Q: I came hoping that you would have a map for us, for Israel. Given the mood of Israelis, they have hunkered down, and the Arabs’ love for freedom is rising. Can we have a peaceful solution? The Soviet Union and Iran were internal transformations. But here it is not confined to Israel. Do you see, short of a catastrophe, that there will be changes, given the mood of both Israelis and Arabs?
A: Let me give you something of a map that might not be catastrophic. What could Israel move toward now? Let’s imagine that we strip away this Zionist ideology, these preconceptions, these categories that are a hundred years out of date, and look at the reality. You see opportunities, such as a two-state solution, with a map that involves land swaps and a real Palestinian state with Al Quds as its capital. You see economic opportunities flowing from Europe, the U.S., and Saudi Arabia.
But this would require a sharable narrative. When Ben-Gurion and Sharett agreed to German reparations in the early 1950s, they forced Germany in secret negotiations to acknowledge what actually happened in the Holocaust before they would agree to take the German money. The amazing thing is that although Adenauer did give a speech including the paragraph they agreed on, the speech said almost nothing else that was true. He said the German people abhorred the Nazis and that most of them fought to rescue their Jewish brethren. But Ben-Gurion and Sharett still were able to use that little bit of truth about the Holocaust in the speech to take the money and build the Jewish state. It’s not true that the Palestinians need an admission of the whole truth by Israel, but there has to be a sharable narrative. Once you have that, other possibilities that have seemed impossible can open up.

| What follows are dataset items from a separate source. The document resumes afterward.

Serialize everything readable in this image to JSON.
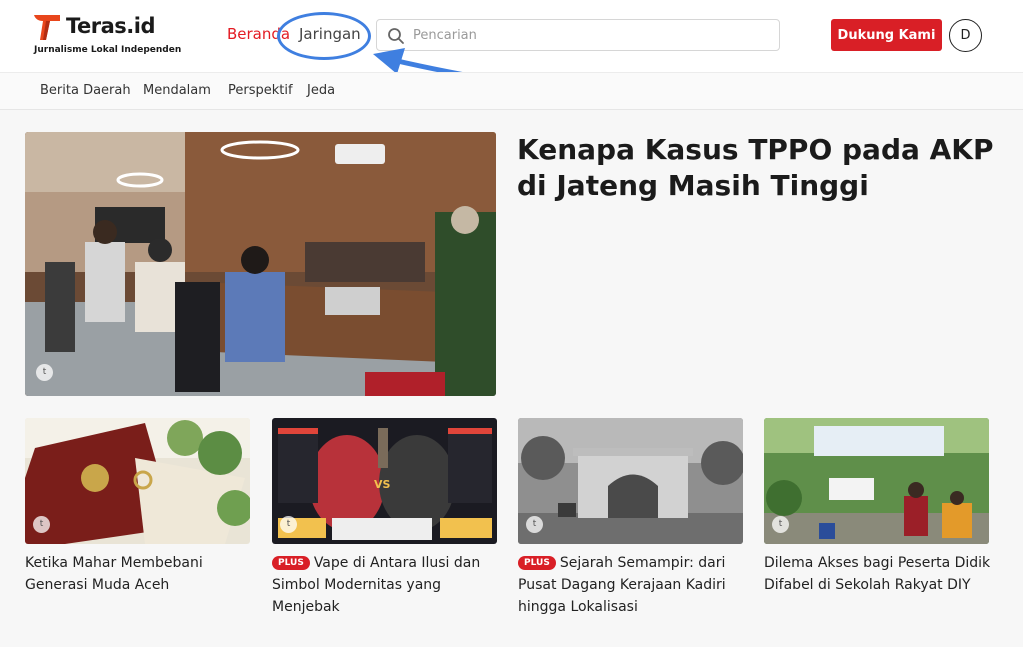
{
  "header": {
    "logo_name": "Teras.id",
    "logo_tagline": "Jurnalisme Lokal Independen",
    "nav": [
      {
        "label": "Beranda",
        "active": true
      },
      {
        "label": "Jaringan",
        "active": false
      }
    ],
    "search_placeholder": "Pencarian",
    "support_button": "Dukung Kami",
    "avatar_initial": "D"
  },
  "subnav": [
    "Berita Daerah",
    "Mendalam",
    "Perspektif",
    "Jeda"
  ],
  "hero": {
    "title": "Kenapa Kasus TPPO pada AKP di Jateng Masih Tinggi",
    "badge": "t"
  },
  "cards": [
    {
      "title": "Ketika Mahar Membebani Generasi Muda Aceh",
      "plus": false,
      "badge": "t"
    },
    {
      "title": "Vape di Antara Ilusi dan Simbol Modernitas yang Menjebak",
      "plus": true,
      "plus_label": "PLUS",
      "badge": "t",
      "image_text": "VS"
    },
    {
      "title": "Sejarah Semampir: dari Pusat Dagang Kerajaan Kadiri hingga Lokalisasi",
      "plus": true,
      "plus_label": "PLUS",
      "badge": "t"
    },
    {
      "title": "Dilema Akses bagi Peserta Didik Difabel di Sekolah Rakyat DIY",
      "plus": false,
      "badge": "t"
    }
  ],
  "colors": {
    "brand_red": "#d91f26",
    "annotation_blue": "#3f7fe0"
  }
}
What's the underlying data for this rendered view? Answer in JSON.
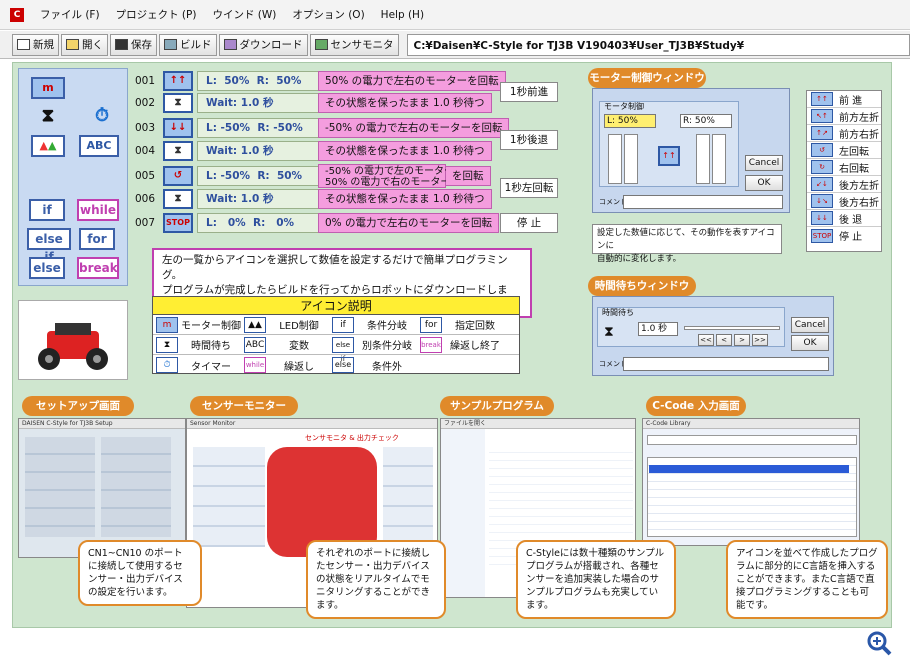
{
  "menu": [
    "ファイル (F)",
    "プロジェクト (P)",
    "ウインド (W)",
    "オプション (O)",
    "Help (H)"
  ],
  "toolbar": {
    "buttons": [
      "新規",
      "開く",
      "保存",
      "ビルド",
      "ダウンロード",
      "センサモニタ"
    ],
    "path": "C:¥Daisen¥C-Style for TJ3B V190403¥User_TJ3B¥Study¥"
  },
  "palette": {
    "icons": [
      "m",
      "⧗",
      "⏱",
      "ABC"
    ],
    "keywords": [
      "if",
      "while",
      "else if",
      "for",
      "else",
      "break"
    ]
  },
  "program": [
    {
      "num": "001",
      "icon": "↑↑",
      "value": "L:  50%  R:  50%",
      "desc": "50% の電力で左右のモーターを回転"
    },
    {
      "num": "002",
      "icon": "⧗",
      "value": "Wait: 1.0 秒",
      "desc": "その状態を保ったまま 1.0 秒待つ"
    },
    {
      "num": "003",
      "icon": "↓↓",
      "value": "L: -50%  R: -50%",
      "desc": "-50% の電力で左右のモーターを回転"
    },
    {
      "num": "004",
      "icon": "⧗",
      "value": "Wait: 1.0 秒",
      "desc": "その状態を保ったまま 1.0 秒待つ"
    },
    {
      "num": "005",
      "icon": "↺",
      "value": "L: -50%  R:  50%",
      "desc1": "-50% の電力で左のモーター",
      "desc2": "50% の電力で右のモーター",
      "suffix": "を回転"
    },
    {
      "num": "006",
      "icon": "⧗",
      "value": "Wait: 1.0 秒",
      "desc": "その状態を保ったまま 1.0 秒待つ"
    },
    {
      "num": "007",
      "icon": "STOP",
      "value": "L:   0%  R:   0%",
      "desc": "0% の電力で左右のモーターを回転"
    }
  ],
  "labels": {
    "forward": "1秒前進",
    "backward": "1秒後退",
    "left_turn": "1秒左回転",
    "stop": "停 止"
  },
  "note_main": {
    "line1": "左の一覧からアイコンを選択して数値を設定するだけで簡単プログラミング。",
    "line2": "プログラムが完成したらビルドを行ってからロボットにダウンロードします。"
  },
  "legend": {
    "title": "アイコン説明",
    "rows": [
      [
        {
          "icon": "m",
          "text": "モーター制御"
        },
        {
          "icon": "▲▲",
          "text": "LED制御"
        },
        {
          "icon": "if",
          "text": "条件分岐"
        },
        {
          "icon": "for",
          "text": "指定回数"
        }
      ],
      [
        {
          "icon": "⧗",
          "text": "時間待ち"
        },
        {
          "icon": "ABC",
          "text": "変数"
        },
        {
          "icon": "else if",
          "text": "別条件分岐"
        },
        {
          "icon": "break",
          "text": "繰返し終了"
        }
      ],
      [
        {
          "icon": "⏱",
          "text": "タイマー"
        },
        {
          "icon": "while",
          "text": "繰返し"
        },
        {
          "icon": "else",
          "text": "条件外"
        }
      ]
    ]
  },
  "motor_window": {
    "tag": "モーター制御ウィンドウ",
    "group_label": "モータ制御",
    "left_value": "L: 50%",
    "right_value": "R: 50%",
    "cancel": "Cancel",
    "ok": "OK",
    "comment_label": "コメント",
    "note1": "設定した数値に応じて、その動作を表すアイコンに",
    "note2": "自動的に変化します。"
  },
  "timer_window": {
    "tag": "時間待ちウィンドウ",
    "group_label": "時間待ち",
    "value": "1.0 秒",
    "cancel": "Cancel",
    "ok": "OK",
    "comment_label": "コメント",
    "arrows": [
      "<<",
      "<",
      ">",
      ">>"
    ]
  },
  "directions": [
    "前 進",
    "前方左折",
    "前方右折",
    "左回転",
    "右回転",
    "後方左折",
    "後方右折",
    "後 退",
    "停 止"
  ],
  "sections": {
    "setup": {
      "tag": "セットアップ画面",
      "note": "CN1~CN10 のポートに接続して使用するセンサー・出力デバイスの設定を行います。"
    },
    "sensor": {
      "tag": "センサーモニター",
      "heading": "センサモニタ & 出力チェック",
      "note": "それぞれのポートに接続したセンサー・出力デバイスの状態をリアルタイムでモニタリングすることができます。"
    },
    "sample": {
      "tag": "サンプルプログラム",
      "note": "C-Styleには数十種類のサンプルプログラムが搭載され、各種センサーを追加実装した場合のサンプルプログラムも充実しています。"
    },
    "ccode": {
      "tag": "C-Code 入力画面",
      "note": "アイコンを並べて作成したプログラムに部分的にC言語を挿入することができます。またC言語で直接プログラミングすることも可能です。"
    }
  },
  "colors": {
    "accent_pink": "#f49dde",
    "accent_orange": "#e08a2a",
    "bg_green": "#cfe6cf",
    "icon_blue": "#9fc2ee"
  }
}
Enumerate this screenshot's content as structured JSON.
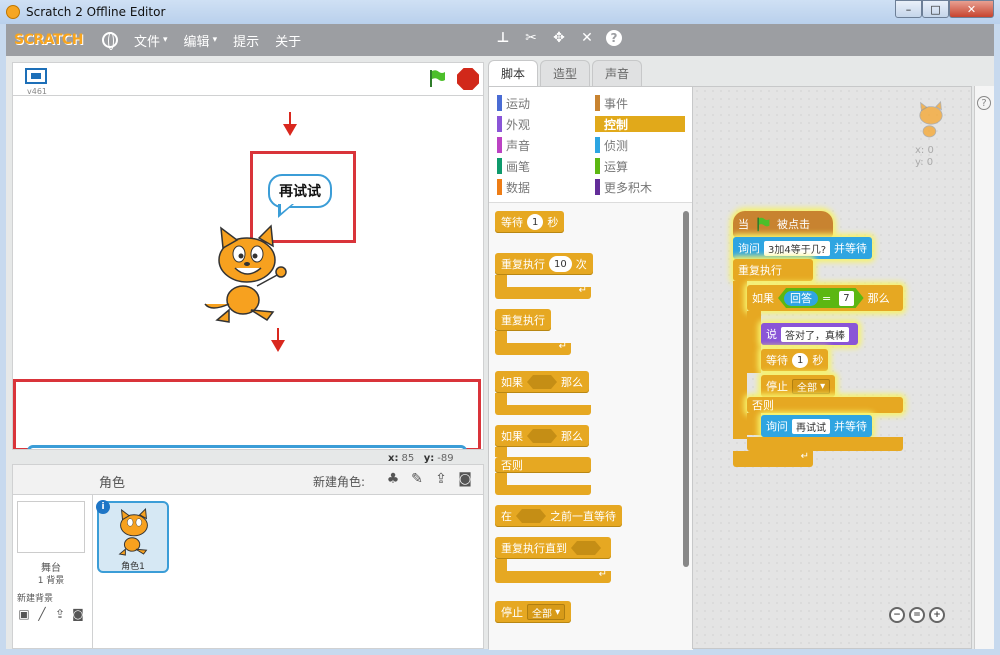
{
  "window": {
    "title": "Scratch 2 Offline Editor",
    "minimize": "–",
    "maximize": "□",
    "close": "✕"
  },
  "menubar": {
    "logo": "SCRATCH",
    "items": [
      {
        "label": "文件",
        "caret": "▾"
      },
      {
        "label": "编辑",
        "caret": "▾"
      },
      {
        "label": "提示"
      },
      {
        "label": "关于"
      }
    ],
    "tools": [
      "stamp-icon",
      "scissors-icon",
      "grow-icon",
      "shrink-icon"
    ],
    "help": "?"
  },
  "stage": {
    "version": "v461",
    "speech_bubble": "再试试",
    "ask_input_value": "",
    "coords": {
      "x_label": "x:",
      "x_value": "85",
      "y_label": "y:",
      "y_value": "-89"
    }
  },
  "sprites": {
    "title": "角色",
    "new_sprite_label": "新建角色:",
    "stage_label": "舞台",
    "backdrop_count": "1 背景",
    "new_backdrop_label": "新建背景",
    "sprite_name": "角色1",
    "info": "i"
  },
  "tabs": [
    "脚本",
    "造型",
    "声音"
  ],
  "categories": [
    {
      "label": "运动",
      "color": "#4a6cd4"
    },
    {
      "label": "事件",
      "color": "#c88330"
    },
    {
      "label": "外观",
      "color": "#8a55d7"
    },
    {
      "label": "控制",
      "color": "#e1a91a"
    },
    {
      "label": "声音",
      "color": "#bb42c3"
    },
    {
      "label": "侦测",
      "color": "#2ca5e2"
    },
    {
      "label": "画笔",
      "color": "#0e9a6c"
    },
    {
      "label": "运算",
      "color": "#5cb712"
    },
    {
      "label": "数据",
      "color": "#ee7d16"
    },
    {
      "label": "更多积木",
      "color": "#632d99"
    }
  ],
  "palette_blocks": {
    "wait": {
      "label": "等待",
      "value": "1",
      "unit": "秒"
    },
    "repeat": {
      "label": "重复执行",
      "value": "10",
      "unit": "次"
    },
    "forever": {
      "label": "重复执行"
    },
    "if_then": {
      "label": "如果",
      "then": "那么"
    },
    "if_else": {
      "label": "如果",
      "then": "那么",
      "else": "否则"
    },
    "wait_until": {
      "label": "在",
      "suffix": "之前一直等待"
    },
    "repeat_until": {
      "label": "重复执行直到"
    },
    "stop": {
      "label": "停止",
      "option": "全部"
    }
  },
  "script": {
    "when_flag": {
      "prefix": "当",
      "suffix": "被点击"
    },
    "ask1": {
      "label": "询问",
      "text": "3加4等于几?",
      "suffix": "并等待"
    },
    "forever": "重复执行",
    "if": {
      "label": "如果",
      "answer": "回答",
      "eq": "=",
      "value": "7",
      "then": "那么"
    },
    "say": {
      "label": "说",
      "text": "答对了，真棒"
    },
    "wait": {
      "label": "等待",
      "value": "1",
      "unit": "秒"
    },
    "stop": {
      "label": "停止",
      "option": "全部"
    },
    "else": "否则",
    "ask2": {
      "label": "询问",
      "text": "再试试",
      "suffix": "并等待"
    },
    "xy": {
      "x": "x: 0",
      "y": "y: 0"
    }
  },
  "colors": {
    "control": "#e6a822",
    "sensing": "#2fa5e1",
    "looks": "#8a55d7",
    "operators": "#5cb712",
    "events": "#c88330",
    "highlight": "#d9343a"
  }
}
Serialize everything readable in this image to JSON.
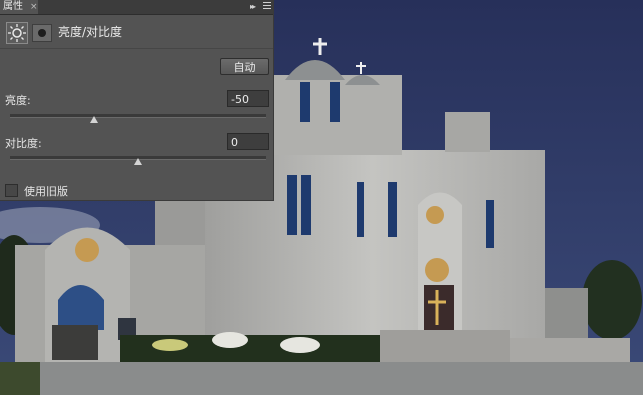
{
  "panel": {
    "tab_label": "属性",
    "tab_close": "×",
    "collapse_glyph": "▸▸",
    "header_icon": "sun-adjustment-icon",
    "mask_icon": "layer-mask-icon",
    "title": "亮度/对比度",
    "auto_button": "自动",
    "brightness": {
      "label": "亮度:",
      "value": "-50",
      "slider_fraction": 0.33
    },
    "contrast": {
      "label": "对比度:",
      "value": "0",
      "slider_fraction": 0.5
    },
    "legacy_checkbox": {
      "label": "使用旧版",
      "checked": false
    }
  },
  "photo": {
    "sky_color": "#2a3557",
    "building_color": "#b9b9b6",
    "window_color": "#1e3a6e"
  }
}
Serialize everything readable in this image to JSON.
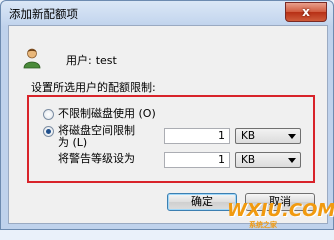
{
  "window": {
    "title": "添加新配额项"
  },
  "titlebar": {
    "close_glyph": "x"
  },
  "user": {
    "label": "用户:",
    "value": "test"
  },
  "setting_label": "设置所选用户的配额限制:",
  "options": {
    "no_limit_label": "不限制磁盘使用 (O)",
    "limit_label_line1": "将磁盘空间限制",
    "limit_label_line2": "为 (L)",
    "limit_value": "1",
    "limit_unit": "KB",
    "warning_label": "将警告等级设为",
    "warning_value": "1",
    "warning_unit": "KB",
    "selected": "limit"
  },
  "buttons": {
    "ok": "确定",
    "cancel": "取消"
  },
  "watermark": {
    "main": "WXIU.COM",
    "sub": "系统之家"
  },
  "colors": {
    "highlight_border": "#d8232a",
    "watermark": "#f19a0f"
  },
  "icons": {
    "user": "user-icon",
    "close": "close-icon",
    "dropdown": "chevron-down-icon"
  }
}
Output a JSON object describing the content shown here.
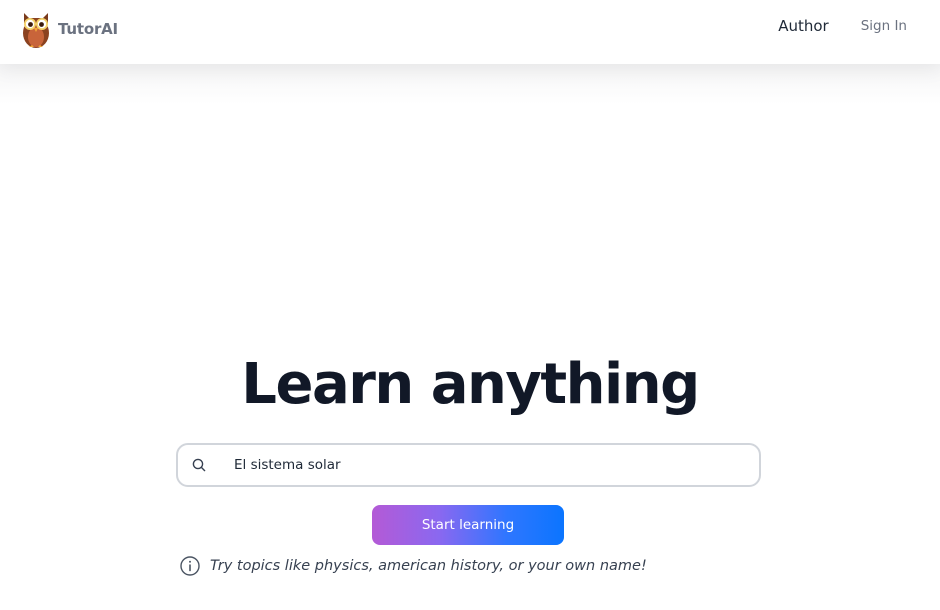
{
  "header": {
    "brand_name": "TutorAI",
    "logo_icon": "owl-logo-icon",
    "nav": {
      "author": "Author",
      "sign_in": "Sign In"
    }
  },
  "hero": {
    "title": "Learn anything"
  },
  "search": {
    "icon": "search-icon",
    "value": "El sistema solar"
  },
  "start_button": {
    "label": "Start learning",
    "gradient_from": "#b45ad6",
    "gradient_to": "#0b75ff"
  },
  "hint": {
    "icon": "info-icon",
    "text": "Try topics like physics, american history, or your own name!"
  }
}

There has to be generous refugee compensation, which would be obvious to anyone who wasn’t terrified about an end to the country because you thought the principle of Palestinian return was too difficult to admit responsibility for. You would have to agree, instead of accepting Ben-Gurion’s view that Israeli Jews need nuclear weapons to survive another Holocaust, that nuclear weapons, whether in Israel’s hands or anyone else’s hands, are a threat to the peoples of the Middle East. You would have to agree that Israel could use its nuclear capacity to arrive at a non-nuclear, non-WMD Middle East, and avoid this threat.